The Evolution of Fear (Claymore Straker #2) - Paul E. Hardisty Page 0,85

two hours’ hard walking to reach the mine site.

Clay stood beside the largest of the pits and stared down into the copper sulphate sterility of the bright-blue water. The air had that crushed, burnt smell of sulphides, the latent sweetness of molybdenum, an undertone of pine resin breaking through now and again as the breeze swirled through the valley. A faded metal sign swung from a rusted barbed-wire fence that ran with listing and fallen posts across the end of the pits towards an old adit entrance. A set of narrow-gauge rails, almost buried now, tracked from the adit across the open kill-zone that surrounded the pits and disappeared into the trees.

Crowbar was on the bank between the two smaller pits. ‘Smart bokkie,’ he said, voice bouncing over the heavy, metal-rich sludge. ‘Nice field of fire.’

Koevoet was right. From where he stood, Clay had a clear view at least a hundred metres in every direction. Not a bad spot if you wanted a private conversation. And yet of all the places she could have chosen, why here?

Crowbar raised his field glasses, scanned the ridge above them, pointed up at the steep rock face. ‘That’s where I’ll be, broer.’

It took them almost half an hour to scramble to the top of the ridge. The slope rock was weathered, cubed, hot already in the midday sun. It disintegrated under their boots as they climbed, trickled back down the hill in rivers. Gnarled pine trees clung to the bands of marble and gneiss that jutted from the slope like ramparts, their twisted roots spreading like veins through the barren rock. How they survived here Clay could not imagine.

They collapsed to the ground, sweating and panting. Clay looked back down to the pits, three blue sapphires sparkling in the sunshine. From here, he could see out across the whole spread of the mine workings, the old rail line snaking up the valley to the western approaches, mountains stretching away to a blue horizon in every direction.

Crowbar slung off his pack, fished out a water bottle, drank and offered it to Clay. Then he stood, walked along the ridge, disappeared momentarily behind a boulder the size of a small truck and reappeared. ‘Commanding,’ he said, pulling out his Beretta. ‘Great lines in every direction. No better place in the whole goddamn valley.’ He looked down at the pits. ‘I figure 350 metres, seun. Too far for me to help. But I can warn you, ja. Two quick shots from this, time for you to ontrek. RV at the Pajero.’

Clay nodded at Crowbar, looked at his watch. Three and a half hours to go. He started back down the slope, the sun refracting through the edges of the treetops, strobing over him as he pushed his boots down through the rattling scree, and after all these years, that feeling again, of someone watching over you, an archangel. And, as he reached the base of the ridge and started towards the pits, he knew that everything had changed. And though he’d known it for days, it had been like so much else in his life – having the knowledge but not the understanding. You chose who you loved, or maybe they chose you. But a son, a daughter, you were given.
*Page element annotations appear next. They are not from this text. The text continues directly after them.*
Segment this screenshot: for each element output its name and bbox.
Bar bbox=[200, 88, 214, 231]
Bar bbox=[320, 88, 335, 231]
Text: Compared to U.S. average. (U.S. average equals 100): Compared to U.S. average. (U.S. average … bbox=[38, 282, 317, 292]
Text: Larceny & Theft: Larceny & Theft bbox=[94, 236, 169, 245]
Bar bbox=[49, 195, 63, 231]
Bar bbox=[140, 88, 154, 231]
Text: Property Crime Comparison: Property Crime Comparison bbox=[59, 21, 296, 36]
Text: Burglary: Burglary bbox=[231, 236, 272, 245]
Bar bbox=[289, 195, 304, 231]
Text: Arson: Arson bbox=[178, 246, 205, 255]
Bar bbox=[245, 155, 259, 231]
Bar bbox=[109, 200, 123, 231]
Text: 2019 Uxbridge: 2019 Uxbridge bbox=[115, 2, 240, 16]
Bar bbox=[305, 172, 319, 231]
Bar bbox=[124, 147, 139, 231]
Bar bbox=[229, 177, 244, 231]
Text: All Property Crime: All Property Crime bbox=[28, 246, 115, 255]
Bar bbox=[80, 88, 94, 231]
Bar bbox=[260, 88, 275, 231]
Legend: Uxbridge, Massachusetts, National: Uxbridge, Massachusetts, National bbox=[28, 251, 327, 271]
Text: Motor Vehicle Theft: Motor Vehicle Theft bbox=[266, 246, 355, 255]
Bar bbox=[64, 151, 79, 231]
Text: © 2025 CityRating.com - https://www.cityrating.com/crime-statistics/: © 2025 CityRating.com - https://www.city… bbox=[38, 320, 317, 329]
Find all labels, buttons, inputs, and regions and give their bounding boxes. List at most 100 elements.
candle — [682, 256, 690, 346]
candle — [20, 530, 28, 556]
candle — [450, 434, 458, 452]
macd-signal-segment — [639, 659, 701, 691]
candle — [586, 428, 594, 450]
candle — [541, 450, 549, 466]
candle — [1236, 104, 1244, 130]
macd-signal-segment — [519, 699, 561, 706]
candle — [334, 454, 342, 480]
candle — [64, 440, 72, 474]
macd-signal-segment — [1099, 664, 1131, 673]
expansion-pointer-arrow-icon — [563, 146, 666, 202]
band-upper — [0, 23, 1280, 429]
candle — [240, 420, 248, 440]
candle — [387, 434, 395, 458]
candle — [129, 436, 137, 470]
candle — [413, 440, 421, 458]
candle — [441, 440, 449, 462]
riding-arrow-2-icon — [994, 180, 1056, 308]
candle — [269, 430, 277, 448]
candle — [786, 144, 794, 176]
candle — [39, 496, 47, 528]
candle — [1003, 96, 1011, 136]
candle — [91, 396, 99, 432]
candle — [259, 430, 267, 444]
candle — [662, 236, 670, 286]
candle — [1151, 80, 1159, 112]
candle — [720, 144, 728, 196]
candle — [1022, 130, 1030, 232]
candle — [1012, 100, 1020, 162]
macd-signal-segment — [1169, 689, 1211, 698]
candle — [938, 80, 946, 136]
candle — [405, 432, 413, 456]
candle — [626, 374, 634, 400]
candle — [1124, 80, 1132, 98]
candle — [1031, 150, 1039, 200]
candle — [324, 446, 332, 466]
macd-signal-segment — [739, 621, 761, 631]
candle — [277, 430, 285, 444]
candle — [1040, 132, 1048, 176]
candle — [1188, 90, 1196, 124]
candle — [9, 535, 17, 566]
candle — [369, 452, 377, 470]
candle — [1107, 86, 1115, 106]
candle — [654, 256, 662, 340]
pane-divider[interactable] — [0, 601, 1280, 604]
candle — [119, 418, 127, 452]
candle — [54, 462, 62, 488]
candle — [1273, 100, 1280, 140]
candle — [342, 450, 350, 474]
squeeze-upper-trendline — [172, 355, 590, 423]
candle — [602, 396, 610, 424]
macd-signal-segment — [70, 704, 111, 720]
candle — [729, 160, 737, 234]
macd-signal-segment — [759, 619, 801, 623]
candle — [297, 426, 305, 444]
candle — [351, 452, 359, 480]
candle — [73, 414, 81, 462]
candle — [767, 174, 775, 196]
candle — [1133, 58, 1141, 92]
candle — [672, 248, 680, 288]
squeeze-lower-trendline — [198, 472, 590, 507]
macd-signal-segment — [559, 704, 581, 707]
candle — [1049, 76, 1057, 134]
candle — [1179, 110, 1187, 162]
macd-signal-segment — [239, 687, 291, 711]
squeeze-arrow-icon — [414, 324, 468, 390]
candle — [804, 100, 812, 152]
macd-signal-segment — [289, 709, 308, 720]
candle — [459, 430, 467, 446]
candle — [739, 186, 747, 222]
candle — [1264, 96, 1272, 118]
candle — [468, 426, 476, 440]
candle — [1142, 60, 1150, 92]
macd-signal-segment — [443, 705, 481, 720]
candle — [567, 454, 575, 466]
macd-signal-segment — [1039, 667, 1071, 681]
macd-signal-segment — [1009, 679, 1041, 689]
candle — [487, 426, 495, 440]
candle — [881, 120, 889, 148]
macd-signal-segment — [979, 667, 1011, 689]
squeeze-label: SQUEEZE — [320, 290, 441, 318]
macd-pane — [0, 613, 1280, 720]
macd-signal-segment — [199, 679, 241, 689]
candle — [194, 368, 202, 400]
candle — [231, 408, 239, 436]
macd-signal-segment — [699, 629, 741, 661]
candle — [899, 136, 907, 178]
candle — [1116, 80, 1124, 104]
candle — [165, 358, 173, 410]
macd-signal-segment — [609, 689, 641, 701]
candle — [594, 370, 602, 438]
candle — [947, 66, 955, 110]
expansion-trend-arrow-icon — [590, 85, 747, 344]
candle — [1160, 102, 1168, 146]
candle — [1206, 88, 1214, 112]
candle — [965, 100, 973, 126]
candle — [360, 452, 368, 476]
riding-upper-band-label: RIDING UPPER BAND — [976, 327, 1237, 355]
He sat on the middle berm, in the epicentre of the pits where he could be clearly seen. He picked up a handful of the crushed mine tailings, let the stuff fall from his hand and waited. He thought about her disappearance from the hotel that day, the note she’d left, wondered about her leaving, about Spearpoint that day on the street outside the hotel in Istanbul – had he been one of Medved’s informants? Had he been the one who’d called in the assassins whose bodies were now rotting at the bottom of the Med? The things she’d said to him that last morning they were together replayed now in his head. Justice isn’t an event, she’d said. It isn’t something you do once. There is no end to it. Forgiveness, you earn.

In a couple of long hours, he’d see her again.

A cold wind blew through the valley. Clouds the size of mountain villages drifted high over the peaks. Shadow passed over the ridge, cooled the surface of the ponds from molten copper to glacier blue. He closed his eyes, breathed.

At just that moment, just as the unfamiliar shade of serenity began to flow over him, a shot echoed through the valley.